Heritage Crime (and Legislation in Wales)

What is heritage crime? Well, we can link it in to non-heritage crime quite easily; thievery, vandalism, destruction. But what can we do to prevent this damage to our important heritage sites?

In heritage the theft of lead from the roofs of churches causes damage not only by removing the metal but also due to water getting into the building afterwards. Vandalism includes graffiti on buildings and monuments of cultural import which then costs thousands of pounds to remove in order to restore the monument to its previous non-vandalised condition. Destruction, whether purposeful or accidental, is a great threat to heritage; the repair of such damage affects the integrity of monument and there is no way to recover a completely destroyed monument. The unlawful alteration of listed buildings or buildings in conservation areas, unauthorised excavation and illegal metal detecting are also heritage crimes. These crimes all impact upon heritage and hinder the preservation of important buildings and archaeological sites all around the world. The devastation of these sites can lead to the destruction of important ties between us and our past.
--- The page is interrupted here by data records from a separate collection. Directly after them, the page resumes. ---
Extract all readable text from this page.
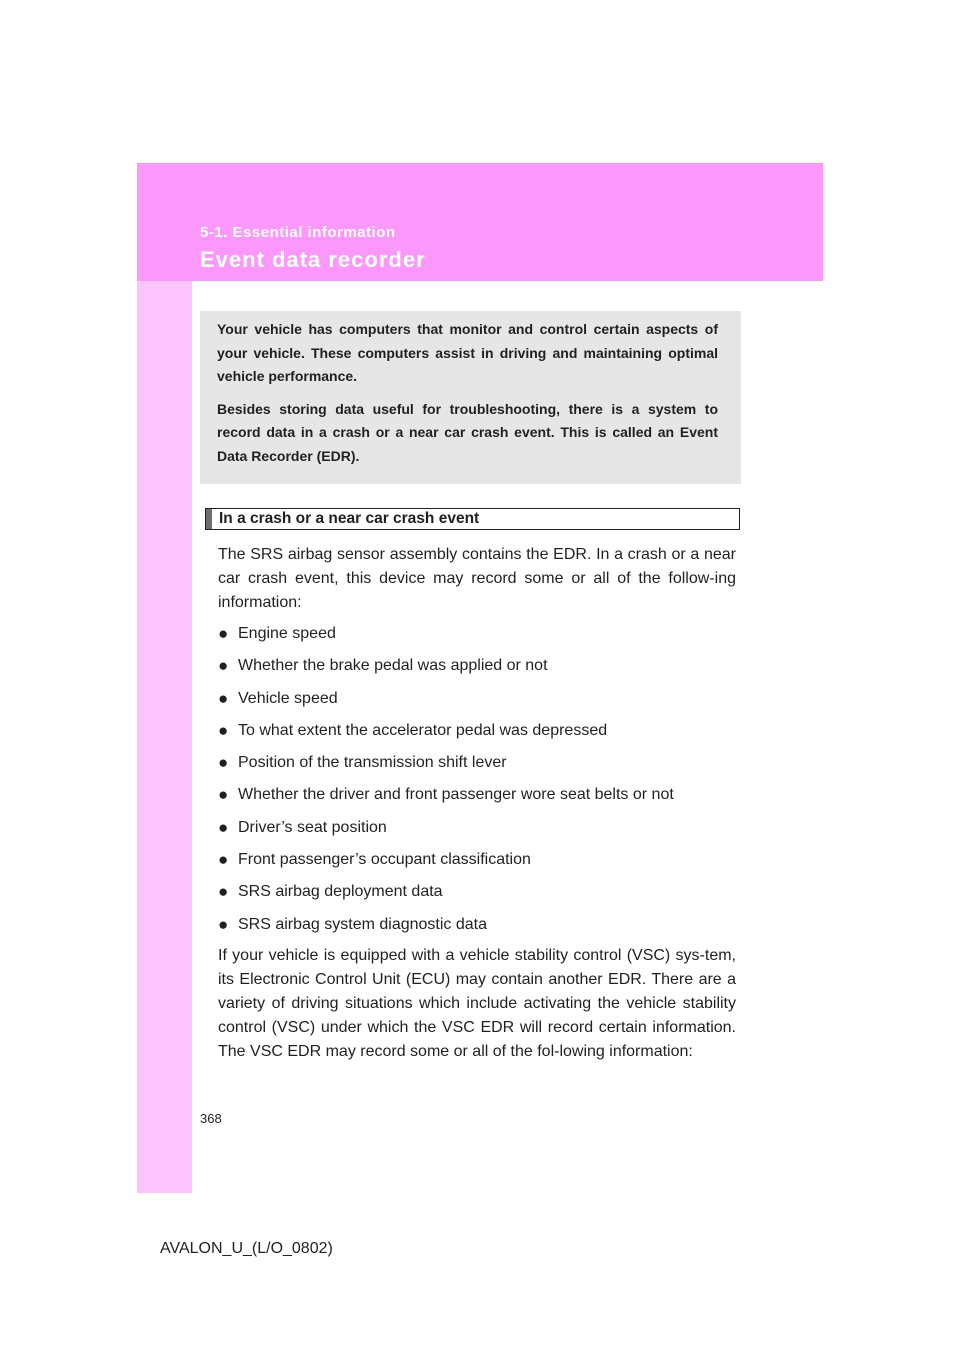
5-1. Essential information
Event data recorder

Your vehicle has computers that monitor and control certain aspects of your vehicle. These computers assist in driving and maintaining optimal vehicle performance.

Besides storing data useful for troubleshooting, there is a system to record data in a crash or a near car crash event. This is called an Event Data Recorder (EDR).

In a crash or a near car crash event

The SRS airbag sensor assembly contains the EDR. In a crash or a near car crash event, this device may record some or all of the follow-ing information:

● Engine speed
● Whether the brake pedal was applied or not
● Vehicle speed
● To what extent the accelerator pedal was depressed
● Position of the transmission shift lever
● Whether the driver and front passenger wore seat belts or not
● Driver’s seat position
● Front passenger’s occupant classification
● SRS airbag deployment data
● SRS airbag system diagnostic data

If your vehicle is equipped with a vehicle stability control (VSC) sys-tem, its Electronic Control Unit (ECU) may contain another EDR. There are a variety of driving situations which include activating the vehicle stability control (VSC) under which the VSC EDR will record certain information. The VSC EDR may record some or all of the fol-lowing information:

368
AVALON_U_(L/O_0802)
So what can be done to prevent heritage crime? In order to conserve our finite, fragile heritage we must first develop ways to protect it. Our heritage, our history; our cultural legacy left to us by the people who shared our landscape during the centuries and millennia before us is important not just to us but to also to the people of the future.

In 2011 English Heritage devised the ‘Heritage Crime Programme’ which outlines ways in which to protect heritage assets through working in conjunction with the Police, the Crown Prosecution Service and local authorities. Alongside this is the Alliance to Reduce Crime Against Heritage (ARCH) which is a national network of volunteers who set out to tackle heritage crime through gaining local support and alerting the community to the damage caused by the criminal and destructive actions of others. One major heritage crime prevention initiative is currently being promoted by Cheshire West and Chester Council – a campaign is under way to alert the community to heritage crime. A list of crimes to heritage is presented along with instructions on how to report any witnessed heritage crime. This is a step in the right direction for the protection of our heritage and other counties in England appear to be following the example of setting up a heritage crime prevention procedure.

With the level of heritage crime increasing with the continuing recession it is vitally important that more of these initiatives are introduced across the UK to prevent the loss or damage of important heritage assets. However, as far as I am aware, Wales currently has no such plan. That is, a plan dedicated specifically to the prevention of heritage crime. Cadw itself is dedicated to conserving Wales’ heritage to the best possible standard, which is a commendable aim indeed, and they do a very good job considering just how much heritage there is in Wales. But is that enough to protect our heritage from those who steal, damage or destroy it, whether intentionally or accidentally? In their 2011-16 priorities, Cadw have specified that tackling heritage at risk is important and that they will take action to identify and address Wales’ heritage at risk, monitor the condition of and support management of historic assets and to review industrial heritage sites. The prevention of heritage crime is a target in English Heritage’s ‘National Heritage Protection Plan’ (NHPP) which ensures that there is a procedure in place to tackle this crime.

In view of the apparent success achieved by English Heritage and their ‘Heritage Crime Programme’ it would seem that a similar initiative would be beneficial to the heritage in Wales. A network of various organisations and local authorities and community members who could create a similar group to ARCH would provide much needed protection to many of Wales’ heritage sites. In England, all National Parks have joined ARCH however only the Peak District National Park has signed up to the Memorandum of Understanding. If Wales were to develop a similar plan ‘to conserve and protect’ it would give the National Parks, The Brecon Beacons National Park included, a guideline to the prevention of heritage crime.


4 thoughts on “Heritage Crime (and Legislation in Wales)

  1. Michael Fogg

    An interesting article. In your opinion, would Wales be able to use the ARCH Memorandum of Understanding, or is it the case that Wales has some specific needs that would not be catered for by this. England & Wales fall under the same legal system, and so the crimes are offences against the same acts. As justice is not a devolved matter, vandalism would be a crime as per the Criminal Damage Act 1971 and theft as per the Theft Act 1968 regardless of which side of Offa’s Dyke it took place.

    1. hspheritage Post author

      Well, I’m not sure if this is going to make sense, but here goes; Yes, we have the same legal system. However, our archaeology and heritage is not governed by the same body, so even though we have the same laws It is not logistically possible for Trusts in Wales to be part of ARCH. Cadw would have to create a specific group for Wales even though it would be covering and dealing with the same issues and crimes.